Renee swallowed an instant of confusion. “That’s what they call me.”

“I heard you were up here.” The woman stopped and stared toward the gate. “I don’t even know what I’m doing here.”

“Heard it from who?”

“Everybody.”

“Everybody?”

“Well not
everybody
,” the woman said, as if Renee had made some outrageous claim. “Just people talking.”

“What’d they say,” Renee said.

“Nothing,” the woman said crossly. “We all saw you on TV, what’s there to say?”

“I see,” Renee said, but wasn’t sure she did. “And you’re looking for—do you have a place to stay, sleep?”

“Well, yeah,” the woman said angrily and took one step toward the gate.

Renee felt like she’d crossed some line of propriety and looked for a way to apologize.

After a while the woman said: “No, I don’t.”

“OK,” Renee said. They sat there for a while in silence. There was a touch of sea air in the morning breeze, and yet despite the tease, no rain came. The weather had snaked its way up the channel the Columbia river had made and sat there in the city with its arms crossed, as if to say, What are you going to do about it?

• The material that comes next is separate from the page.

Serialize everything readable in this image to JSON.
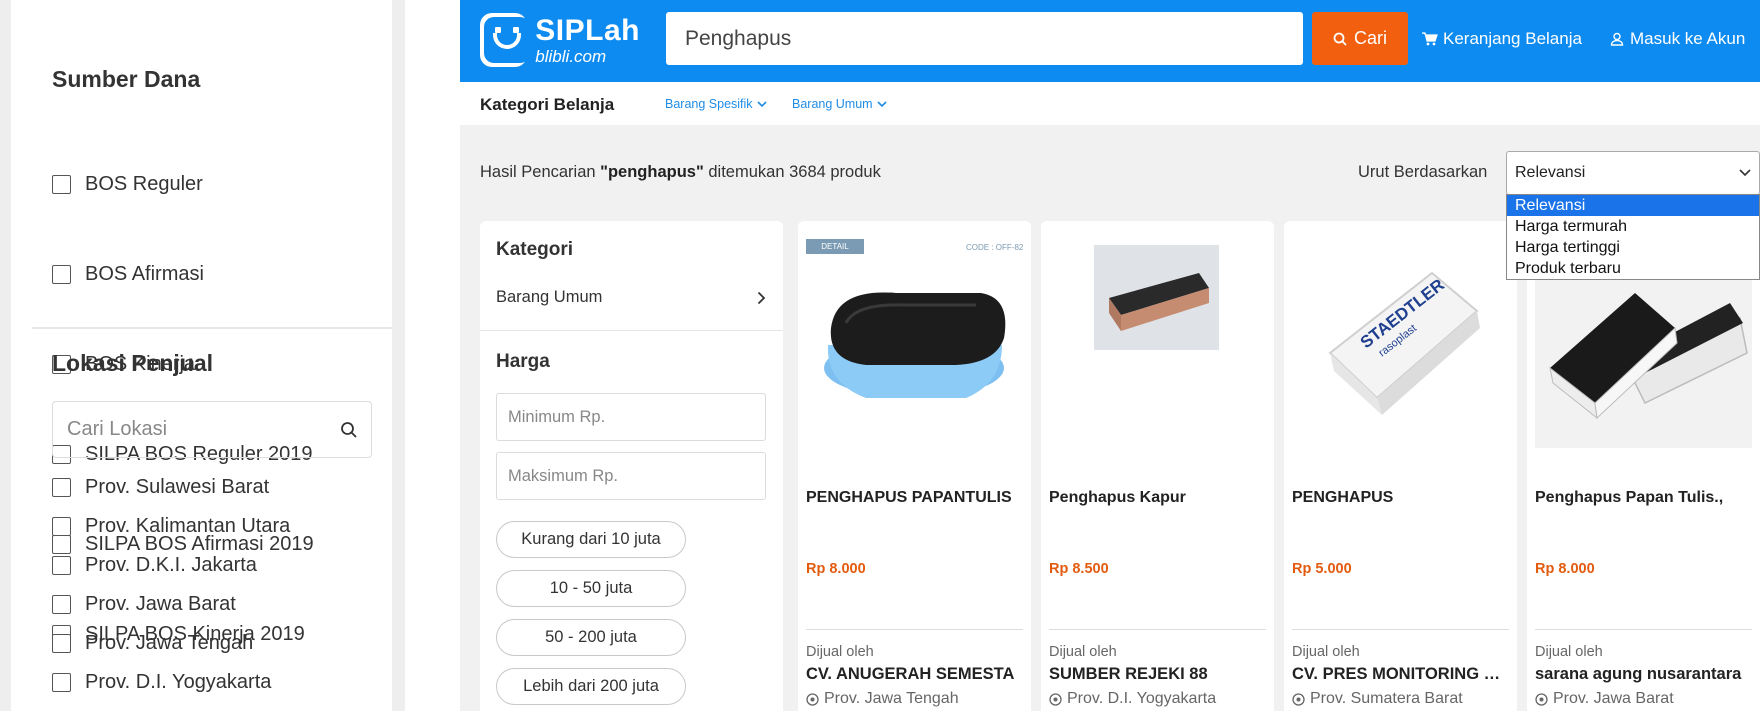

“You can stay here,” Renee said. It came naturally. She made the decision without consulting Leroy or Bea. “It’s a huge house. There’s work to do. What’s your name?”

“Julia,” the woman said, and fought a smile.

Renee instinctively sensed an exchange was in order, that for Julia to stay here without a contribution would lead to an unfortunate debt in Julia’s mind. She hunted around for a trade, no matter how small.

“Are you a good judge of people?”

The woman reared back and inspected her. She gave Renee a bird-eyed stare. “Kind of question is that? Everybody thinks they’re a good judge of people.”

Good answer to a dumb question, thought Renee.

As they walked into the house they heard Leroy yell, “Third floor is off limits!”

Julia paused and leaned heavily on the banister. She was a little out of breath and Renee thought she might not be well. “That Leroy?” she yelled up the stairs, but no answer came.

“You know him?” Renee said.

Julia shrugged. “Everybody knows Leroy.”

Renee gave her a choice of rooms on the second floor, and let her know she might have to share eventually. “You get settled, then come back and we’ll talk about what needs doing.” Renee watched her pause in a room and inspect the things that had been left there—a torn mattress and dresser, a cracked mirror on the wall, a door that led to a shared bathroom with no running water. She appeared tired and Renee struggled against the urge to tell her to lie down.

“I’ll bring you a drink,” Renee said, realizing she’d have to borrow it from Leroy. “We’ll all be safe here.”

“OK,” Julia said, her voice turning suddenly meek and conciliatory.

When Julia came back down they sat on the front porch and talked.

Renee wanted to hear more about “people talking” but she couldn’t figure out how to get the subject up again. “Do you think others will come?” she asked finally. They stared at each other; a plastic bag blew by and somewhere a door slammed.

“They’ll come.”

“Because of . . . ?”

“For Maid Marian.” Julia shrugged and appeared to be done talking. They sat in silence for a while. “These are pretty low times,” she said.

Renee agreed.

“People—they haven’t had something to come to. They need something to come to.”